Die phpversion()-Funktion gibt die installierte PHP-Versionsnummer wieder.


----------



## BSA (18. Juni 2005)

In der phpinfo() Funktion werden auch die versionsinformationen ausgegeben!


----------



## leoquiere (14. Juli 2005)

@BSA - @Gumbo : ich weiss nicht, ob Ihr die Frage richtig gelesen hattet ?

Wie kann ich die Informationen von einem fremden Server abrufen ? Bei meinem eigenen kann ich das mit phpinfo().


----------



## Helmut Klein (14. Juli 2005)

Einfach mal eine Datei oder ein Verzeichnis aufrufen, welches es nicht gibt.

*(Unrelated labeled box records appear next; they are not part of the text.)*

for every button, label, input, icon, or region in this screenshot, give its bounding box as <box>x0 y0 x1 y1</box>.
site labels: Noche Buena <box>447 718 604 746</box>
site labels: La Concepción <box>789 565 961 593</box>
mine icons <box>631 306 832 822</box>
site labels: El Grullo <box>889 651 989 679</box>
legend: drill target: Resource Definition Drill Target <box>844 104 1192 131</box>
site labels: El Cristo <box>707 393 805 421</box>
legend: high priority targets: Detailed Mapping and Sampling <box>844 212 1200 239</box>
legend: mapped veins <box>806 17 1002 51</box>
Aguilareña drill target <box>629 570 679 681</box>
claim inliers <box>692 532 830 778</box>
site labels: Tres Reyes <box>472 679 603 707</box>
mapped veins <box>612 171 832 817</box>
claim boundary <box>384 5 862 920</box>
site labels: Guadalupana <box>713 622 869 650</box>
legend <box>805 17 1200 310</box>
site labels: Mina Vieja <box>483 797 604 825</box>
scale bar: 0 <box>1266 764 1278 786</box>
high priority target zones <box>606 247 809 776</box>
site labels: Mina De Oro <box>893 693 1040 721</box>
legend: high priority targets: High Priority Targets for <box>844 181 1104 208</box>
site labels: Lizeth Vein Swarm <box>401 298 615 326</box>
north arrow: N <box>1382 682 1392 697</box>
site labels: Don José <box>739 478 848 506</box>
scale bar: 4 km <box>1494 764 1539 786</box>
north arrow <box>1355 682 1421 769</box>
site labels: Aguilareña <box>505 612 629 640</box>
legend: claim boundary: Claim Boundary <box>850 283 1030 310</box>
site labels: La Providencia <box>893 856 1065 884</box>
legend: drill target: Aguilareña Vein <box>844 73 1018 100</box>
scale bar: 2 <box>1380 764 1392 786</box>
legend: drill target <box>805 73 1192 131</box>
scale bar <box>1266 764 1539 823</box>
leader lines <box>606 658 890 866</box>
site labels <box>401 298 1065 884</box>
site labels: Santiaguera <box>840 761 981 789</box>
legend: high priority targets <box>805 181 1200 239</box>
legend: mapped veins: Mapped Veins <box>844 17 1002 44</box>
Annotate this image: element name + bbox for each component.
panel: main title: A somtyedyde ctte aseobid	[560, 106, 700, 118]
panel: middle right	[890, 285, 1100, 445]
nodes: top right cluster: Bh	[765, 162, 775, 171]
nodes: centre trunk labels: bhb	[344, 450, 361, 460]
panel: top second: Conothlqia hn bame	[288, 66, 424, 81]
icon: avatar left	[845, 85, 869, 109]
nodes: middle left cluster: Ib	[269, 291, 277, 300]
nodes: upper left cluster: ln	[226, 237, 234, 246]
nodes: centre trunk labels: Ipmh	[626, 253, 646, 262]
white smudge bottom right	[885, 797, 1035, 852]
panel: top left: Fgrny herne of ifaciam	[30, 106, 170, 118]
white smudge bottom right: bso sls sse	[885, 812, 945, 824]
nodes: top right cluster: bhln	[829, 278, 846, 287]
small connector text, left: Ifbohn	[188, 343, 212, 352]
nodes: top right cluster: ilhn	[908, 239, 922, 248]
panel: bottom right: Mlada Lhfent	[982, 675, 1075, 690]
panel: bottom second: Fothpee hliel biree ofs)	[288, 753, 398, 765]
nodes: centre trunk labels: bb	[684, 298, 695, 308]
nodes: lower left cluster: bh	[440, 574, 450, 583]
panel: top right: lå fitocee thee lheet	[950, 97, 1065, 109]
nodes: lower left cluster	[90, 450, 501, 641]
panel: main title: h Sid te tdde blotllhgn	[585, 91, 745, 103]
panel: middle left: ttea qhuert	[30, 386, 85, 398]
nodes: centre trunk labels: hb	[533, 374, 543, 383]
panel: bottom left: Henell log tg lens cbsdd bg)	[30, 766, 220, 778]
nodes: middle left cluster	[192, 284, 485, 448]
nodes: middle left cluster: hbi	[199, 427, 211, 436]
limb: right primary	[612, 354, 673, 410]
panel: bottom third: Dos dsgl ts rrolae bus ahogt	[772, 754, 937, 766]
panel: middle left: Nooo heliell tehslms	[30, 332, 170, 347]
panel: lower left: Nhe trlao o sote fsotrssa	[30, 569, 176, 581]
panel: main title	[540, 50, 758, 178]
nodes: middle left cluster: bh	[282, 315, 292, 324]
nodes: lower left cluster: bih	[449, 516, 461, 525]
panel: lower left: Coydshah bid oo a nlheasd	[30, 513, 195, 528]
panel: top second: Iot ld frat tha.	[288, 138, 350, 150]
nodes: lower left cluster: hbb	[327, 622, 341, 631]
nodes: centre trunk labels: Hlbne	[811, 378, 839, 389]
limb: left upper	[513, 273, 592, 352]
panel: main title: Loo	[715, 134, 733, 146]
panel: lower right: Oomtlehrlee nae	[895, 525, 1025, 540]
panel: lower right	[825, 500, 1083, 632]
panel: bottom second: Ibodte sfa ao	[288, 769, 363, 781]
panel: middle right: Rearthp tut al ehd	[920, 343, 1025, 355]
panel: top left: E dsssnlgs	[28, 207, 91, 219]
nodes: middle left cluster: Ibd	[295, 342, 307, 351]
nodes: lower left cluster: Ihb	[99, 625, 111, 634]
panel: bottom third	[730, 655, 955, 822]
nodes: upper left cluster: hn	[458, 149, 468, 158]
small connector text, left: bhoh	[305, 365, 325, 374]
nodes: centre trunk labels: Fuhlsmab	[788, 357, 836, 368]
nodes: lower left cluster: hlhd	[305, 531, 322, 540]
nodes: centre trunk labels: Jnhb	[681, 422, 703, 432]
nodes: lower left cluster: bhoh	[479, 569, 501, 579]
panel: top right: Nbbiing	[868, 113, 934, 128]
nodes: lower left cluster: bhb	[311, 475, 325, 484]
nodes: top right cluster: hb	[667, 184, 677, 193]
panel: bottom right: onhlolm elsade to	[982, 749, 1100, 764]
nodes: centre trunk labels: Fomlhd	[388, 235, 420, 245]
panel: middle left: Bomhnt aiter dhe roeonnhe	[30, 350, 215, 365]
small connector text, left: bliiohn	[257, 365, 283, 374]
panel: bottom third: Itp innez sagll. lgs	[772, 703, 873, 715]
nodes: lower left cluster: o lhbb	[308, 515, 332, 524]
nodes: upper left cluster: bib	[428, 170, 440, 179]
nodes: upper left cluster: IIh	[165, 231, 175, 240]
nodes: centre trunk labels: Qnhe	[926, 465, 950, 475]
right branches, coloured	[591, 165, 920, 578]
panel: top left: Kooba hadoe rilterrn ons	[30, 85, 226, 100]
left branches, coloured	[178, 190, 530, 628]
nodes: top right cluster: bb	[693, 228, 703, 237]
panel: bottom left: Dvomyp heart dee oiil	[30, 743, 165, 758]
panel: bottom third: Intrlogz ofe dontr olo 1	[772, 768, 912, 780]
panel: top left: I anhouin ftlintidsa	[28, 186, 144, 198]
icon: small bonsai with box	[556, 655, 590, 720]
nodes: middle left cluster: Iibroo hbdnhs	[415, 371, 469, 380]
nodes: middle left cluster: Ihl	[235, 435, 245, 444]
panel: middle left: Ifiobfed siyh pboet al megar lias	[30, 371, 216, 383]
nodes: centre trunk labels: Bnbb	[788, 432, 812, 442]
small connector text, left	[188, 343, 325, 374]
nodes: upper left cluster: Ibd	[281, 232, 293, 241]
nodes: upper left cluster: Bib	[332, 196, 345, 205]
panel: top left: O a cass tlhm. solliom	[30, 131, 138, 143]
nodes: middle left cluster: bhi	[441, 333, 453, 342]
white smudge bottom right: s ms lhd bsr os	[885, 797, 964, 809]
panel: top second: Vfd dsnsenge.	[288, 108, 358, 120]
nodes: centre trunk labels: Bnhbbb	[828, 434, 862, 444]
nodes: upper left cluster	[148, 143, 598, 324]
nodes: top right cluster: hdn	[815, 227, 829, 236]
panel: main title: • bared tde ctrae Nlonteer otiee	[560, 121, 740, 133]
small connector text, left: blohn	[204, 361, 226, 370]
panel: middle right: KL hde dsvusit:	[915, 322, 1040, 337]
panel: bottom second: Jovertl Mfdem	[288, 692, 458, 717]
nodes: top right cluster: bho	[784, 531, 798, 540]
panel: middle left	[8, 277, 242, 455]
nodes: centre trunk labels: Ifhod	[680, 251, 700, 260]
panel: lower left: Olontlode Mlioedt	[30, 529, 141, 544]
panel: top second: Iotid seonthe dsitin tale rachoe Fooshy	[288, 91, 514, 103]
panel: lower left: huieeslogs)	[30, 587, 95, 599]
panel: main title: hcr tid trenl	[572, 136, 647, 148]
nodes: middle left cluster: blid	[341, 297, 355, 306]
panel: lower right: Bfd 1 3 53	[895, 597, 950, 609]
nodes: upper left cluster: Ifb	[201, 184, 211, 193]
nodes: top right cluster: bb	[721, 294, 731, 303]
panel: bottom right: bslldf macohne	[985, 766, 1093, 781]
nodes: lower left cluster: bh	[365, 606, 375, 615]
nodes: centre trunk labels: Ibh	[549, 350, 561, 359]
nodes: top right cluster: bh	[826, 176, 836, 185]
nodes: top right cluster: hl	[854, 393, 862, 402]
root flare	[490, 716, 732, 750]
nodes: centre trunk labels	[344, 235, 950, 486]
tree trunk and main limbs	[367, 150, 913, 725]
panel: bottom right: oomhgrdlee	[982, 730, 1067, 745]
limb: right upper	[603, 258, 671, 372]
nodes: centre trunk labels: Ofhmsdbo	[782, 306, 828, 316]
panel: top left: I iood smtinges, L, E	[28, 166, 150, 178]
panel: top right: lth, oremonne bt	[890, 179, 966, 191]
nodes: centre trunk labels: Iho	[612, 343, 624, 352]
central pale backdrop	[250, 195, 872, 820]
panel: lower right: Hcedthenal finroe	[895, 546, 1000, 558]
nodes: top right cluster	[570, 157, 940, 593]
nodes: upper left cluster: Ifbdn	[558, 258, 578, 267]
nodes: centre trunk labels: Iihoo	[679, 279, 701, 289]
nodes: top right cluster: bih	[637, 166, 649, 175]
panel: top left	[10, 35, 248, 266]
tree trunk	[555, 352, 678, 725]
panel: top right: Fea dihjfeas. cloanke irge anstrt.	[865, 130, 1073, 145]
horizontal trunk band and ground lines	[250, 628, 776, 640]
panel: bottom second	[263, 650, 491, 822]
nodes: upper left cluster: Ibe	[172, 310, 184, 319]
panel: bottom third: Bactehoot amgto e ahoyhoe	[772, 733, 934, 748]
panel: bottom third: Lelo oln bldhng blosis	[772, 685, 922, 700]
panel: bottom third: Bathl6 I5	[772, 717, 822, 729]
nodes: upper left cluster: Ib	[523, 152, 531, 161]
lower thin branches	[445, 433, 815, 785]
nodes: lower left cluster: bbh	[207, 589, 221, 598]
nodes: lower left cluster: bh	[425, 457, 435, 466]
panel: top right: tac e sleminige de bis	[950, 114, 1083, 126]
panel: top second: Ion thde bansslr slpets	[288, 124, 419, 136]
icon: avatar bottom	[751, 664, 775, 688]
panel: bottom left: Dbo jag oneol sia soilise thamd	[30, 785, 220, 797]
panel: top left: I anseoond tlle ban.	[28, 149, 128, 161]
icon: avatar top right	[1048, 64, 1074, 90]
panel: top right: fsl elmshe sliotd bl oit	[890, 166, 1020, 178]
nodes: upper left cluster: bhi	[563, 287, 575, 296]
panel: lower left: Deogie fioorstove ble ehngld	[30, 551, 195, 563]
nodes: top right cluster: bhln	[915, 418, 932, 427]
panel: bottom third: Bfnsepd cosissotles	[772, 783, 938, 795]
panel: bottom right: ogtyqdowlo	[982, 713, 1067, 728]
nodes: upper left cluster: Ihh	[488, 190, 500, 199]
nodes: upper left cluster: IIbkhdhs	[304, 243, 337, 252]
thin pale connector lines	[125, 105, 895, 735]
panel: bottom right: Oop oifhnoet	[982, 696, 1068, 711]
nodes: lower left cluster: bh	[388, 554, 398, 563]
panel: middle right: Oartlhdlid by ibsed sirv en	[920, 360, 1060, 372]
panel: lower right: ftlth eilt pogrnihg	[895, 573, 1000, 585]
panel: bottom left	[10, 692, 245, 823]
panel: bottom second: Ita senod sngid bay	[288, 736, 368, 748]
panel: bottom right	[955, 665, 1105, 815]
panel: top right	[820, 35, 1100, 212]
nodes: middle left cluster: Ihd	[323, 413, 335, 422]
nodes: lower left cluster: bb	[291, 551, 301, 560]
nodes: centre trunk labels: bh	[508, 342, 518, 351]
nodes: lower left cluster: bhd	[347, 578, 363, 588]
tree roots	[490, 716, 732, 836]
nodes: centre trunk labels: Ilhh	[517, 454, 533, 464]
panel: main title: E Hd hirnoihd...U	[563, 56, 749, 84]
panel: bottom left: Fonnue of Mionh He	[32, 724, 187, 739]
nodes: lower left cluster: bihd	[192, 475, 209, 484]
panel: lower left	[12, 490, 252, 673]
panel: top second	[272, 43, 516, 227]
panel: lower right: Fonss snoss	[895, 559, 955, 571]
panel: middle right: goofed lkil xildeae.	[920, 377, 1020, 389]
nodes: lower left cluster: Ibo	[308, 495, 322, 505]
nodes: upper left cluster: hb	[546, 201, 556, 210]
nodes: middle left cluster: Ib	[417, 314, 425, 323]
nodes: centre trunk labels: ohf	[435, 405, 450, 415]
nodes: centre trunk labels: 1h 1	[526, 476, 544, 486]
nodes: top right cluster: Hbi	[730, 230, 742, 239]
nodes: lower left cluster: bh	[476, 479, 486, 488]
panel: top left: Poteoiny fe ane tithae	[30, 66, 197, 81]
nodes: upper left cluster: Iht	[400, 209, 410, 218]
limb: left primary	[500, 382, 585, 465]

Sofern der Apache informationsfreudig konfiguriert ist steht unten einiges über installierte Module.
Ansonsten sehe ich keine andere Möglichkeit, außer über ein php-script und somit phpinfo() bzw. das Befragen des Admins.


----------



## leoquiere (15. Juli 2005)

@Helmut Klein - danke

Der Server ist nicht so freundlich und zeigt mir mehr als 404.

Da komme ich, wie ich schon vermutet hatte, nicht weiter. Hilfe von dem anderen Provider ist nicht zu erwarten.


----------